In recent times, there has been a concerted Tory effort to woo this strategically important group of voters. Former British PM David Cameron hosted Indian Premier Narendra Modi at a packed Wembley Stadium —with Cameron even mustering a few words of Gujarati as he introduced his guest. Both Cameron and his successor Theresa May emphasised the importance of UK-India relations, with such ties being of major importance to “post-Brexit Britain”.
Also, we must not underestimate the impact of socio-cultural and religious factors on electoral support in the British context. While this may not be so much the case among British-born Indian Hindus, such determinants may be more influential for first-generation migrants. It is no secret that Labour leader Jeremy Corbyn has little time for Prime Minister Modi. In 2013, when he was a backbench MP, Corbyn signed a parliamentary motion calling on the UK government to reinstate its diplomatic boycott of PM Modi, “given his role [as Chief Minister of Gujarat] in the communal violence in the 2002 [Gujarat] riots which claimed the lives of hundreds if not thousands of Muslims”. During PM Modi’s November 2015 address to UK Parliament, Corbyn—back then the recently-elected leader of the Labour Party—was not even present in the royal gallery.
Labour has also pledged to outlaw “caste discrimination” in the UK—which is seen by some British Indian Hindus as unnecessary political meddling and interference into sensitive community matters.
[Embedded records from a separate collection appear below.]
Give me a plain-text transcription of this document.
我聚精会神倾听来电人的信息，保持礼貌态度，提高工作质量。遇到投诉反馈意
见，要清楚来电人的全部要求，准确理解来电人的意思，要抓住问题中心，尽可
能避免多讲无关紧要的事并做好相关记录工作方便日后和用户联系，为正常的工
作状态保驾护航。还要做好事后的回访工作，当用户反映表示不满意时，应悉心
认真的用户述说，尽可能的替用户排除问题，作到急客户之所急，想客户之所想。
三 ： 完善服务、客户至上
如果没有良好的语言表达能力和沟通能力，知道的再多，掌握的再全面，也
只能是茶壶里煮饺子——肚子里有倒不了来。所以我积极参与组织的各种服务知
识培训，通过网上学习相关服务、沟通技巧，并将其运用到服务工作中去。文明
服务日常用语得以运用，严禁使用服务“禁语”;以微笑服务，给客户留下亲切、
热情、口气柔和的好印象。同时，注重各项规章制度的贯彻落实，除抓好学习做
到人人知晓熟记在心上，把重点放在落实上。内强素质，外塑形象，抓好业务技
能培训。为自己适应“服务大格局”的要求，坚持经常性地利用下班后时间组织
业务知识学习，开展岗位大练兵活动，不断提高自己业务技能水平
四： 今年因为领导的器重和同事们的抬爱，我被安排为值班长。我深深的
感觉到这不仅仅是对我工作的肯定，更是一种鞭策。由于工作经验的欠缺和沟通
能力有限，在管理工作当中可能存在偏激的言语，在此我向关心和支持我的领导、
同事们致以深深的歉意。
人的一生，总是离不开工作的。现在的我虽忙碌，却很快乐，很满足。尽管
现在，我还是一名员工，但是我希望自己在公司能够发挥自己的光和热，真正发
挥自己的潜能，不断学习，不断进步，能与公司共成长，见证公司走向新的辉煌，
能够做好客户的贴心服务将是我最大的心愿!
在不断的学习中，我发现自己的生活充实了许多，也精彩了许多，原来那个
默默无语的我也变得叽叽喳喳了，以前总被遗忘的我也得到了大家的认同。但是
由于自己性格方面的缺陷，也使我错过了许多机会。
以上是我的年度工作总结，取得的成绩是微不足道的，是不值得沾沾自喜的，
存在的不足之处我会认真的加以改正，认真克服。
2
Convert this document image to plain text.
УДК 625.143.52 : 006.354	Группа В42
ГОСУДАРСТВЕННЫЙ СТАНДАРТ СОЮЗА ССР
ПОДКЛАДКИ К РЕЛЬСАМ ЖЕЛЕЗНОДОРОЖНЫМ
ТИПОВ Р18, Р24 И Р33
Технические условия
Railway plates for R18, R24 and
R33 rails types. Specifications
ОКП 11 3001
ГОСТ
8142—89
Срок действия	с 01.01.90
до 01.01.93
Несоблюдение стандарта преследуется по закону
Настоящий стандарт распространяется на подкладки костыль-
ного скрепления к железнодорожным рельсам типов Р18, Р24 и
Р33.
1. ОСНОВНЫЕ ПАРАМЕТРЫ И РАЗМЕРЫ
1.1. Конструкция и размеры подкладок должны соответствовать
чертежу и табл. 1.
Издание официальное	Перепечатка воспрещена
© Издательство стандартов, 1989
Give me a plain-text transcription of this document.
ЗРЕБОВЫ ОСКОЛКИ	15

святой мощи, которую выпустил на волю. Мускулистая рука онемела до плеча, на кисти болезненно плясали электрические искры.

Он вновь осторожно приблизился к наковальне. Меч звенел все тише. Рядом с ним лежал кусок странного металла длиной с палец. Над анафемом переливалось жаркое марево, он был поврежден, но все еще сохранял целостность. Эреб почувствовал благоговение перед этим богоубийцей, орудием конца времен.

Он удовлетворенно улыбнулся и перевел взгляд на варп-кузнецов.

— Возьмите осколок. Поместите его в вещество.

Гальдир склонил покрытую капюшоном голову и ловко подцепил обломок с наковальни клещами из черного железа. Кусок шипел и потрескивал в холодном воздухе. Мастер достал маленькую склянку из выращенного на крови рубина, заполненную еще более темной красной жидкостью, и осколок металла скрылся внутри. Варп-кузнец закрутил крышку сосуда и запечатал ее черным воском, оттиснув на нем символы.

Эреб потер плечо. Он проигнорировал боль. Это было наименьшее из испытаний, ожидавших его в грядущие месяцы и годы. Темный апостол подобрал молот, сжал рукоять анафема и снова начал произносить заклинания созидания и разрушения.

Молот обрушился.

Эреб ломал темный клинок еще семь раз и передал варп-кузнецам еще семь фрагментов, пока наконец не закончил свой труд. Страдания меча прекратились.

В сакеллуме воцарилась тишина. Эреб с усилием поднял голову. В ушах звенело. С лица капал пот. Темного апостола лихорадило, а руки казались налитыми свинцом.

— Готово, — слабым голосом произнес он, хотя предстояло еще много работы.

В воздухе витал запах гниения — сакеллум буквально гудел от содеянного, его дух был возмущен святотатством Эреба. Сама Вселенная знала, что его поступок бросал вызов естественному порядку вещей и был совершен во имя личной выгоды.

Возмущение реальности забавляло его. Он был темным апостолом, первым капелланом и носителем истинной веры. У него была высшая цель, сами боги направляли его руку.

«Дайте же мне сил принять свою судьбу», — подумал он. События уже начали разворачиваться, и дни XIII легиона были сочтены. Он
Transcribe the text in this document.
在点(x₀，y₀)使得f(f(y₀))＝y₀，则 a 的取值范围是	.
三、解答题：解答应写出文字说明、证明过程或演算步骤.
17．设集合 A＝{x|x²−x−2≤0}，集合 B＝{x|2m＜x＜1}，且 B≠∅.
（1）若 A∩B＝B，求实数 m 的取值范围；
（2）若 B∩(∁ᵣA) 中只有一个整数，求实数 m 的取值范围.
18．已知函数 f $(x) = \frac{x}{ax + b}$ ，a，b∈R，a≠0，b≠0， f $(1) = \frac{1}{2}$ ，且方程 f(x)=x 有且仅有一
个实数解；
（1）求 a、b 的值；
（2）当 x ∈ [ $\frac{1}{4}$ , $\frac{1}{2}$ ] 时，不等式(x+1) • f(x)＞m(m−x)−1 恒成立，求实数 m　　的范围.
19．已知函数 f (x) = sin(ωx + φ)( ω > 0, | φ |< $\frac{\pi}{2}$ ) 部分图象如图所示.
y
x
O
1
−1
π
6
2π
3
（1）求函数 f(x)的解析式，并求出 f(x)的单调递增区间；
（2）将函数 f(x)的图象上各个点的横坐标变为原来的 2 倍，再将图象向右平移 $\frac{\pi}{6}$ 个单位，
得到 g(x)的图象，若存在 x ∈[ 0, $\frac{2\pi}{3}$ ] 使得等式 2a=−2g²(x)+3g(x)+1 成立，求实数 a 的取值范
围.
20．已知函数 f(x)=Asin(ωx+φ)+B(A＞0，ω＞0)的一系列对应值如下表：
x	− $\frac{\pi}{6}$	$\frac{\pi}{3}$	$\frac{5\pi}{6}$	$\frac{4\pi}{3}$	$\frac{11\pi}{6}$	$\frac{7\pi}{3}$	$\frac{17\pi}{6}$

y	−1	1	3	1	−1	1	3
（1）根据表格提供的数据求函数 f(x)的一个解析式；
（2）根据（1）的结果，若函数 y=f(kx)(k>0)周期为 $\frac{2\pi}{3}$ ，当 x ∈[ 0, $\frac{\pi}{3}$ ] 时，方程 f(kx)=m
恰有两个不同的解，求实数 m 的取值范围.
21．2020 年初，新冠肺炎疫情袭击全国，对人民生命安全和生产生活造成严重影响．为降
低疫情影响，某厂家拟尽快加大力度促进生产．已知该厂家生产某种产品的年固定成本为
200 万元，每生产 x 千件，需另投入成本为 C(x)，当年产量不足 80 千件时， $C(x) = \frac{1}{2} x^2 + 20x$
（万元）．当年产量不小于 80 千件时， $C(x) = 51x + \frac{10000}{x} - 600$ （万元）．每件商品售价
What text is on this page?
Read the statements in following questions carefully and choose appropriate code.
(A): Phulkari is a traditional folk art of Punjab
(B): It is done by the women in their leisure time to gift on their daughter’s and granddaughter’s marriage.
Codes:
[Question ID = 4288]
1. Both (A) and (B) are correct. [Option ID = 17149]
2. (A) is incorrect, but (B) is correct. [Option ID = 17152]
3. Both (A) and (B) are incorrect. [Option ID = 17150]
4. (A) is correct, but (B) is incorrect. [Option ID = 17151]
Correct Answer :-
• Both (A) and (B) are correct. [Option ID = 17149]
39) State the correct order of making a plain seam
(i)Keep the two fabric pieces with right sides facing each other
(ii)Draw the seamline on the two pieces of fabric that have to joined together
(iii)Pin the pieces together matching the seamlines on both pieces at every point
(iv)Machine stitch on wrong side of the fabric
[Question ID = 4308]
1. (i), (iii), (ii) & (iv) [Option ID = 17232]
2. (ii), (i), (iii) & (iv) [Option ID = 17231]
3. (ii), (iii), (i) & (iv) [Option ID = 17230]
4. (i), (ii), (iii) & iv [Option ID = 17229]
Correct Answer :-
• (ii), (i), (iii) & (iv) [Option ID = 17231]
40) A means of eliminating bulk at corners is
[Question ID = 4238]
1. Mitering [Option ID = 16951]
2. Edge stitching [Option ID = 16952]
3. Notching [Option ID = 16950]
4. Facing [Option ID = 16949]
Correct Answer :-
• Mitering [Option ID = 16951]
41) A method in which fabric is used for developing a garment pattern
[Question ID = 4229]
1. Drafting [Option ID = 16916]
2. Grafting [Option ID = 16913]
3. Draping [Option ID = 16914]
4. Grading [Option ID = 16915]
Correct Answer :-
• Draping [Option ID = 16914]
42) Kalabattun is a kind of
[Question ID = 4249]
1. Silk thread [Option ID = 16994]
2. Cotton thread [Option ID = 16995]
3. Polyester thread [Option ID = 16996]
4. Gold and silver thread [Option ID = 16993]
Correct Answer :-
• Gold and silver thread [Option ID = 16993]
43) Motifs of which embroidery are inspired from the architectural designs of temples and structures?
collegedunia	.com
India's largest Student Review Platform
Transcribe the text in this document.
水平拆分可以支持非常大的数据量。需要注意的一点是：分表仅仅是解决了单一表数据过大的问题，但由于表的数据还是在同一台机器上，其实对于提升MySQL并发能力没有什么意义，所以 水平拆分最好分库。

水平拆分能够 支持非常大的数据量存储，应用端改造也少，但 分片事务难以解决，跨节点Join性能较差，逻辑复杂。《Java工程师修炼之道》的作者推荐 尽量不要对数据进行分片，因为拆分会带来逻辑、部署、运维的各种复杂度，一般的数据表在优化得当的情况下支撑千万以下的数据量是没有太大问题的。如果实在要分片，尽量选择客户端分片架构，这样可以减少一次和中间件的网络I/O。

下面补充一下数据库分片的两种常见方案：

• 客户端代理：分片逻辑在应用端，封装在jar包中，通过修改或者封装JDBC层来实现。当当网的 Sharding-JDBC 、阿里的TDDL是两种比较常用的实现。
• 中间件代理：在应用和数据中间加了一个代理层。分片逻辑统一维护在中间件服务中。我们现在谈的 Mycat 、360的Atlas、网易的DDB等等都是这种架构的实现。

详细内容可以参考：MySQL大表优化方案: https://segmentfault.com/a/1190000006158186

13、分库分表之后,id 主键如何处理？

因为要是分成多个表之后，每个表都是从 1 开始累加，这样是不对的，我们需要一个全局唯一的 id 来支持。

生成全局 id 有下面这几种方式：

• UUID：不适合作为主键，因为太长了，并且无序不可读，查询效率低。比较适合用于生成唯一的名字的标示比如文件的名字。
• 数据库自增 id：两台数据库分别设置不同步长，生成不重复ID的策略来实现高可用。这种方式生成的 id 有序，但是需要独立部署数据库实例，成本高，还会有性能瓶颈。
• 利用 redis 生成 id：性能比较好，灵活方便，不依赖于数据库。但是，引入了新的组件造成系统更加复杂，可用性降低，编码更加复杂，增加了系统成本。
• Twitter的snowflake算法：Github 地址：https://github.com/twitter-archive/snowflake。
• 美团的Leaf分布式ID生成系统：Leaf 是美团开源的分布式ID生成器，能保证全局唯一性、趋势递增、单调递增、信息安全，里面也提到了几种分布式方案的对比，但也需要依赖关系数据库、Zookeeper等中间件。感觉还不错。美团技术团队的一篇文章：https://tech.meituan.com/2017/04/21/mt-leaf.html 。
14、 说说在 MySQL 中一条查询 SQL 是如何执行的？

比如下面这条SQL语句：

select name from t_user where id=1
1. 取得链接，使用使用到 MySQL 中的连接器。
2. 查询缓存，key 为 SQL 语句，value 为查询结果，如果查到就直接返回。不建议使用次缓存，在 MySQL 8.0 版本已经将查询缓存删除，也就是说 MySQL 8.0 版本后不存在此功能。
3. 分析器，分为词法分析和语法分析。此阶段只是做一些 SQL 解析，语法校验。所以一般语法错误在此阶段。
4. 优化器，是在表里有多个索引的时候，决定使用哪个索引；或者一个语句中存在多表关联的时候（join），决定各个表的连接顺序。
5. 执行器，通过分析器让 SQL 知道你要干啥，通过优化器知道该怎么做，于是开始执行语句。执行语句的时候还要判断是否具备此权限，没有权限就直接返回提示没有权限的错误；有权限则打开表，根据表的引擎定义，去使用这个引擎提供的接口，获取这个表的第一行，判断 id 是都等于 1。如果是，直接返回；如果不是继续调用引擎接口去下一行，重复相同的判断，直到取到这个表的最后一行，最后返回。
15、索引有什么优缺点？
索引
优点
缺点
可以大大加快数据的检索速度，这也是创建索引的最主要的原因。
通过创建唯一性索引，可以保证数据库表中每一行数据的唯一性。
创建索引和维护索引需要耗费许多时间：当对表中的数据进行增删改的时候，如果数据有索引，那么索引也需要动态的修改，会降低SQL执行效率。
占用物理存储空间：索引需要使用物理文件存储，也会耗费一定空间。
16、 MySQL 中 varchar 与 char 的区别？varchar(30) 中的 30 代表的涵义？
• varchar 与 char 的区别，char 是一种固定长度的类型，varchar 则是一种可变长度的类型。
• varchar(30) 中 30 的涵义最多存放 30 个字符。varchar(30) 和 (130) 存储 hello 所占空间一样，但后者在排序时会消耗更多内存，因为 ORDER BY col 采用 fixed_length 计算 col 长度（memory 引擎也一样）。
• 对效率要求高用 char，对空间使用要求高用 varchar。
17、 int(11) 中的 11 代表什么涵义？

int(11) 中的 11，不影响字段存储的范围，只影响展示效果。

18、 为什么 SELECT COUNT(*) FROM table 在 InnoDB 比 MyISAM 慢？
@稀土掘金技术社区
Corbyn’s selective outrage—expressing vocal opposition to the caste system, combined with his relative disquiet over persisting forms of sectarian victimisation within British Muslim communities—has put him at odds with a good number of Britain’s Indian Hindus, who have found the Conservatives more sympathetic to their concerns.
It is also important to take note of the broader “culture shift” within the Labour Party. Last month, Labour conference passed a motion which called for “international intervention in Kashmir” and condemned the “recent actions of the Government of India to revoke Article 370”. Despite being self-styled “defenders” of minority rights, such activists have completely ignored the history of persecution of non-Muslim groups, such as Kashmiri Pandits, under growing Islamist influences in the region.
While Labour’s domestic and foreign policy positions will help to solidify its “rock red” British Pakistani and Bangladeshi Muslim base in inner-city areas and Northern English towns such as Blackburn and Rochdale, it may well alienate a considerable proportion of British Indian Hindus in marginal London constituencies such as Harrow East and Hendon, as well as “swing towns” such as Milton Keynes and Watford.
A Conservative Party which champions the contribution made by small-to-medium-sized enterprises, celebrates academic achievement, adopts a robust approach to tackling Islamist influences in the UK, and emphasises the importance of UK-India diplomatic and trading relations in the post-Brexit context, may win the hearts and minds of many British Indian Hindus.
With the right policy offerings, the next general election could well mark a full Tory takeover of Labour’s fraying Indian Hindu estate.
Dr Rakib Ehsan is a research fellow at the Henry Jackson Society, a multi-centre think-tank based in London, UK.